Sky Mavis, the company behind the blockbuster game Axie Infinity, has announced a strategic partnership with South Korean game studio Act Games. This collaboration aims to port over popular Japanese and South Korean game titles to Sky Mavis’s dedicated blockchain platform, Ronin.
Act Games, known for its collaborations with top-tier Japanese intellectual properties, such as Hello Kitty and Zoids, is set to begin this digital transition with its latest offering, Zoids Wild Arena. The game, a blockchain trading card game, draws inspiration from the Zoids franchise and is poised to leverage Ronin’s technology to bring a new level of engagement to its sizable fan base. With over three million downloads across their existing titles, Act Games is no stranger to success and hopes to replicate this in the blockchain arena.

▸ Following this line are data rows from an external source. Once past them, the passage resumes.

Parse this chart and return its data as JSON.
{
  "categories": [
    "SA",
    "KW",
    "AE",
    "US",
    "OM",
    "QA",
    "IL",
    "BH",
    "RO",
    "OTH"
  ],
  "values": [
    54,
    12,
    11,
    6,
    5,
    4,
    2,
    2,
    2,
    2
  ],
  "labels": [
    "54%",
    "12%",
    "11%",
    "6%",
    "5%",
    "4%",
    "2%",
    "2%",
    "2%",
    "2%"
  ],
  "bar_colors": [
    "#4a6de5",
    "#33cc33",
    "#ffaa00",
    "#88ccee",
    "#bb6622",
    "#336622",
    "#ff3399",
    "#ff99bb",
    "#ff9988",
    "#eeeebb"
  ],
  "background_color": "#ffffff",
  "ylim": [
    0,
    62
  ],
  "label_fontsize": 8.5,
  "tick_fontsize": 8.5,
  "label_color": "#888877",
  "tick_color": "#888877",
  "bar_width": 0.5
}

The partnership is a fusion of Act Games’ proven track record in creating games that resonate with fans and Sky Mavis’s expertise in blockchain technology. Trung Nguyen, CEO of Sky Mavis, highlighted the importance of integrating web3 technology with established intellectual properties to enhance the gaming experience for devoted fans. Meanwhile, Viggo Chung of ACT Games emphasized the intention to transcend beyond technology, viewing blockchain as an avenue to elevate the gaming experience fundamentally.
Future Ventures and Player Incentives
Looking ahead, Act Games has set its sights on releasing a new wave of casual games featuring cultural icons like Hello Kitty and Friends, slated for 2024. As an immediate incentive, players who transition to the Ronin wallet in anticipation of the November 8 migration will be rewarded with exclusive Zoids NFTs and a token airdrop. This initiative demonstrates both companies’ commitment to not only bringing games to the blockchain but also ensuring that players are part of the rewarding journey.
A Global Expansion with Exclusions
Zoids Wild Arena is currently undergoing beta testing and will be globally launched with the notable exception of Japan, China, and Korea. This strategic exclusion points to a focused approach to market penetration, perhaps taking into account the unique gaming landscapes and regulatory environments of these countries.